In 2025, today’s customer is less tolerant of the shortcomings of “traditional” bank capabilities and behaviors, meaning digital transformation is a must. Unfortunately, many banks just aren’t there yet. A troubling PwC survey indicates that less than 20% of bank executives are prepared for strategic priorities such as “developing a customer-centric business model” and “enabling innovation.”

For the 80% of bank leaders who aren’t prepared, here’s a few recommendations for where to start on your path to digital transformation.

Incorporate or migrate to new technology

Banks must take advantage of the evolving industry reality to keep up with and outpace competitors. Currently, many retail banks are still dependent on legacy systems. Updating these systems is a slow and grueling process, requiring lots of technical hands in the cookie jar.

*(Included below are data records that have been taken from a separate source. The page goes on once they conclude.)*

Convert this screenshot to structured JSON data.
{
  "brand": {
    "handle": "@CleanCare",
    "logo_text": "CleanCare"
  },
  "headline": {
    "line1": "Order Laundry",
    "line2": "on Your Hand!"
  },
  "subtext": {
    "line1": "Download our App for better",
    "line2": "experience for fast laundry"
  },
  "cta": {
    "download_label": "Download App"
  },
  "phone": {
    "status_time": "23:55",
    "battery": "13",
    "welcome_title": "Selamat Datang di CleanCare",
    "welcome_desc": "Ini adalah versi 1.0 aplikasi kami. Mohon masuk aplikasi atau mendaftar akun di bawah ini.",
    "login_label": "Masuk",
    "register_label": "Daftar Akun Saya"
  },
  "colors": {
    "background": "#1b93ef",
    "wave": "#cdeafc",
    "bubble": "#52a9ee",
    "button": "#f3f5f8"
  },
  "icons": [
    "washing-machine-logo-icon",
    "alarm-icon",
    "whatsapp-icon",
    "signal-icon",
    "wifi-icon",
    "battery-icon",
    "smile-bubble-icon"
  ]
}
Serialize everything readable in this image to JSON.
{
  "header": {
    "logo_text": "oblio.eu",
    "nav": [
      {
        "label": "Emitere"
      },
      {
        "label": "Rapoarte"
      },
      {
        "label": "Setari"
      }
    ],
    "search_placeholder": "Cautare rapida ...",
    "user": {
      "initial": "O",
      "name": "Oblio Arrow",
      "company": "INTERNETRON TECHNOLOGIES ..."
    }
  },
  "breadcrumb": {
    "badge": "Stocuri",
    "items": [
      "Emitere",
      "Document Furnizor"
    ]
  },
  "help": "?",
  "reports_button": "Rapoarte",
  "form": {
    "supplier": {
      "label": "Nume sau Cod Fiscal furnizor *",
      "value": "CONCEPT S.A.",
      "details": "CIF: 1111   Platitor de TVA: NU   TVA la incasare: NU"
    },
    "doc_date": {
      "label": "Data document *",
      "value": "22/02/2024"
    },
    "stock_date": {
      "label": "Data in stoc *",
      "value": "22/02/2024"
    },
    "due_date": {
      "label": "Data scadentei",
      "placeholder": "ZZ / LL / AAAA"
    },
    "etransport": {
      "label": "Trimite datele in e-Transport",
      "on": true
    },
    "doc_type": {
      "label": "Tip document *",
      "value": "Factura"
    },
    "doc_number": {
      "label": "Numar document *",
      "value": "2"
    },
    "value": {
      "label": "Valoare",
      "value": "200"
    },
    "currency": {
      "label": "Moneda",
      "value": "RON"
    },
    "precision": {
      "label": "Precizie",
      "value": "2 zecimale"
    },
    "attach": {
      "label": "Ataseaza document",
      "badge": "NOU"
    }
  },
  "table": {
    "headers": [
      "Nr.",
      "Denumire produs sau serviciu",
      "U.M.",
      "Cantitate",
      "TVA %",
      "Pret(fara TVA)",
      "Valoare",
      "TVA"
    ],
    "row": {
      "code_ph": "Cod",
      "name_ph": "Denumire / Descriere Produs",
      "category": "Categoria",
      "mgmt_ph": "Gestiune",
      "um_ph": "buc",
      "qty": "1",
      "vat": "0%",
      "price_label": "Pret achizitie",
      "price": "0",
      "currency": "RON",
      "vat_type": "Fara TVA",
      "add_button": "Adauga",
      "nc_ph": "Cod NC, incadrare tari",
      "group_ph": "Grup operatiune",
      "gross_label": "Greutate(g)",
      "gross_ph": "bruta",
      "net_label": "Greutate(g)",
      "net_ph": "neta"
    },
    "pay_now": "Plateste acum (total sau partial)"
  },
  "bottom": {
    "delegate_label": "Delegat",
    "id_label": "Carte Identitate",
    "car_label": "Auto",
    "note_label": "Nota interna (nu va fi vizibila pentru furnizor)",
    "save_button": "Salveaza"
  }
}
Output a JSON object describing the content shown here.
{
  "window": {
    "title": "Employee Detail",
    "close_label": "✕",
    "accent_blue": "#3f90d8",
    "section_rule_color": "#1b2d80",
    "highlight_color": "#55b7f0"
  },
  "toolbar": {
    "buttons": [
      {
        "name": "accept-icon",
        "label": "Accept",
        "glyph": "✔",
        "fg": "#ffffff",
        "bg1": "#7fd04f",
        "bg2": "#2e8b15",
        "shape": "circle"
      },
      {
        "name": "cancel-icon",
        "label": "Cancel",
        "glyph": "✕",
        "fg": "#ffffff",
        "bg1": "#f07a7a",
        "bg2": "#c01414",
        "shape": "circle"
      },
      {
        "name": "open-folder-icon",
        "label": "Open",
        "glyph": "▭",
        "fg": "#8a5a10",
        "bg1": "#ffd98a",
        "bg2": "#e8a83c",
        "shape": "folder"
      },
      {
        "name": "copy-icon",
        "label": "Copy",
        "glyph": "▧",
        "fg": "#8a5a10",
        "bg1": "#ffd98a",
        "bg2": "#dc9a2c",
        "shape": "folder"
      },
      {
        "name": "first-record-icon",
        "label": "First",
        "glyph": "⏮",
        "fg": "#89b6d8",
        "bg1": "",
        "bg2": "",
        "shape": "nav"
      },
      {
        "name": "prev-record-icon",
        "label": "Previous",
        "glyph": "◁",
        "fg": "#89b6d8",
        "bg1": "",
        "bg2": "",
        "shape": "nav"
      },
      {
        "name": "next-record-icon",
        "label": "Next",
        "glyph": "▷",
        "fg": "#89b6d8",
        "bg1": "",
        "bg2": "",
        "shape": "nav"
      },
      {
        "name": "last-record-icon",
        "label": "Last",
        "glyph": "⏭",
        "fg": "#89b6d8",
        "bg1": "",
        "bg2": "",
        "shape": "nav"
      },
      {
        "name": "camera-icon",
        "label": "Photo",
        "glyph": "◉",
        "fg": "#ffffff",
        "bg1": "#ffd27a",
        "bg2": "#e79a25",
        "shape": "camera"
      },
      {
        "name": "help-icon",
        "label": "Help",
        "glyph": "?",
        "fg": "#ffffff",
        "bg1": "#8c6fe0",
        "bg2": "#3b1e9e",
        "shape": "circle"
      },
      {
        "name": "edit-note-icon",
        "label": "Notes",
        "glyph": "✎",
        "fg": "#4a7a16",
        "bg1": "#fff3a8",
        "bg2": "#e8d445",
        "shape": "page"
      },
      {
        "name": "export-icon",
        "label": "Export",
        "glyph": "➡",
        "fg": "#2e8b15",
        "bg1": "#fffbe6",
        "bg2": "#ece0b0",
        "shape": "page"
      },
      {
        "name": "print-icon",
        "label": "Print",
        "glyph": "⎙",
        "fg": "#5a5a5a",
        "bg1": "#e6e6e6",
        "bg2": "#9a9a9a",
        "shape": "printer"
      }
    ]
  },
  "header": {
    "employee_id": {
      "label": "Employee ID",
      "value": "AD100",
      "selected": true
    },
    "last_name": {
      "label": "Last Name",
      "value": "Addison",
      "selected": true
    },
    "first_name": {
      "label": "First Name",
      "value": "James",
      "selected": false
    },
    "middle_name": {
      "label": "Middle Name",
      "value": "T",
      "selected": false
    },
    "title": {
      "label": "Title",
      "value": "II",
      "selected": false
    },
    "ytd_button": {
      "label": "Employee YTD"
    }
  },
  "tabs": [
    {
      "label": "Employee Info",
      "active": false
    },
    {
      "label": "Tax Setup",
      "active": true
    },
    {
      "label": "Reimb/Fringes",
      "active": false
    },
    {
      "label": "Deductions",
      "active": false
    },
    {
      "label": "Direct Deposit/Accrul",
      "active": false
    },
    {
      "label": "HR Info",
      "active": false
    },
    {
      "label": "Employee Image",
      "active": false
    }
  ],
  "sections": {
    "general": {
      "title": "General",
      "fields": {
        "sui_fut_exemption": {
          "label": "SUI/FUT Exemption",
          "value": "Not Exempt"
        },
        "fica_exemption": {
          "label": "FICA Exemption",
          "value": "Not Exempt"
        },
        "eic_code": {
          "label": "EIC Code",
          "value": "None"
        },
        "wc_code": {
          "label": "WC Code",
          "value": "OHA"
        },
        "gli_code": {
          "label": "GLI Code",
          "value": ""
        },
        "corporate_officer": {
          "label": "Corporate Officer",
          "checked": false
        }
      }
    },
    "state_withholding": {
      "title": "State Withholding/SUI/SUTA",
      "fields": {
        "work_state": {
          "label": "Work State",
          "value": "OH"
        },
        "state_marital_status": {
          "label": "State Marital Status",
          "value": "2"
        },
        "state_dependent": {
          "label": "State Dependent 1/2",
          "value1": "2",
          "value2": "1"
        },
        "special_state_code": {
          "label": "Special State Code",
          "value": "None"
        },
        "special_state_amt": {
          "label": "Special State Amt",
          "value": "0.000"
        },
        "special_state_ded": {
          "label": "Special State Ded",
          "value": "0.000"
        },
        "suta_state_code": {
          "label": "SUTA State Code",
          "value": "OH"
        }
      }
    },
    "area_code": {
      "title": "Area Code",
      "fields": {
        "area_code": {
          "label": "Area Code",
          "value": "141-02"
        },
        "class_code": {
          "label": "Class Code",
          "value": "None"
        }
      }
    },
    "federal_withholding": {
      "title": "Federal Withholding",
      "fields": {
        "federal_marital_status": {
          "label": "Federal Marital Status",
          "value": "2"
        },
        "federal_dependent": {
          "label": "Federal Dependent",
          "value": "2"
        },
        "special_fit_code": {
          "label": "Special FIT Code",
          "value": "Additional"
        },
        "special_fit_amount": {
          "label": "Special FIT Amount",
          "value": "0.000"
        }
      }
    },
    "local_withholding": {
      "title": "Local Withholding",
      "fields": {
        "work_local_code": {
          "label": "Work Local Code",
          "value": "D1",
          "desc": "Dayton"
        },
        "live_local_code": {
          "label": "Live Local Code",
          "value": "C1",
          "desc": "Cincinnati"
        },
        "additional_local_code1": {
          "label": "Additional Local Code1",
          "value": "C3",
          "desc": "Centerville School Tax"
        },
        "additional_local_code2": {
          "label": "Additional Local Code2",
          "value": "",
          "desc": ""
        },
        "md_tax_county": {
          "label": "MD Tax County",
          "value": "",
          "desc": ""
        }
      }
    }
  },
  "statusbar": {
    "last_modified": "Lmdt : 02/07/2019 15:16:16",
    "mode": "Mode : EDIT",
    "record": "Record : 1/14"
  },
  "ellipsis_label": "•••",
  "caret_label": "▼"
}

For improved agility, banks will need to incorporate configurable technologies that are more “plug and play” in nature and that provide new capabilities to take advantage of.

Example technologies include:

  • APIs for more easily connecting with third-party systems and services.
  • Robotic process automation (RPA) to eliminate repetitive tasks and enable quick retrieval of bank data from repository systems for improved cycle times.
  • Artificial intelligence (AI) for identifying trading patterns from market data and even automating anti-money-laundering investigations.

Address evolving customer expectations for “more”

New technology like AI also opens the door for providing customers with greater convenience. With its ability to collect, analyze, and make sense of large amounts of data, using it to help customers is an easy proposition. For example, smart banks are using intelligent chat bots to answer customer questions with high levels of precision and speed, resulting in lower service costs. This is possible because AI can review bank data and thousands of past customer interactions to identify and formulate a relevant response.

Actions like this are necessary when you consider that challenger banks are providing sought-after features and behaviors to customers. Here’s a few examples:

  • More informed: Mobile-only Monzo offers real-time balance info to its customers.
  • More convenient: Moven enables peer-to-peer sharing through SMS (even if the other person isn’t a Moven customer).
  • More transparent: Soldo shows all its fees and limits upfront before signing up for an account.

Monzo also provides an enlightening use case for a traditional vs digital approach. In September of 2018, British Airways announced a data breach that affected nearly 400,000 customers (about 1,300 of which were Monzo customers). With a nod to its convenience and agility, within hours Monzo had sent replacement cards to those affected customers, along with an in-app message explaining what happened and what actions they should take.

Compare that to the approach most traditional banks would take in addressing an account-related event of this nature. The bank would send out a letter in the mail to alert affected customers, which would take days; plus, the customer may not check mail regularly at all. In addition, some customers may need come into a bank branch depending on the circumstances. This approach is of course much slower and disruptive to the affected customers, who are already inconvenienced from the breach itself.

We could write a book on the numerous actions banks must take to be ready for 2025. These are a good start though. But before putting your head down and getting back to work, ask yourself, Is our bank prepared for digital transformation?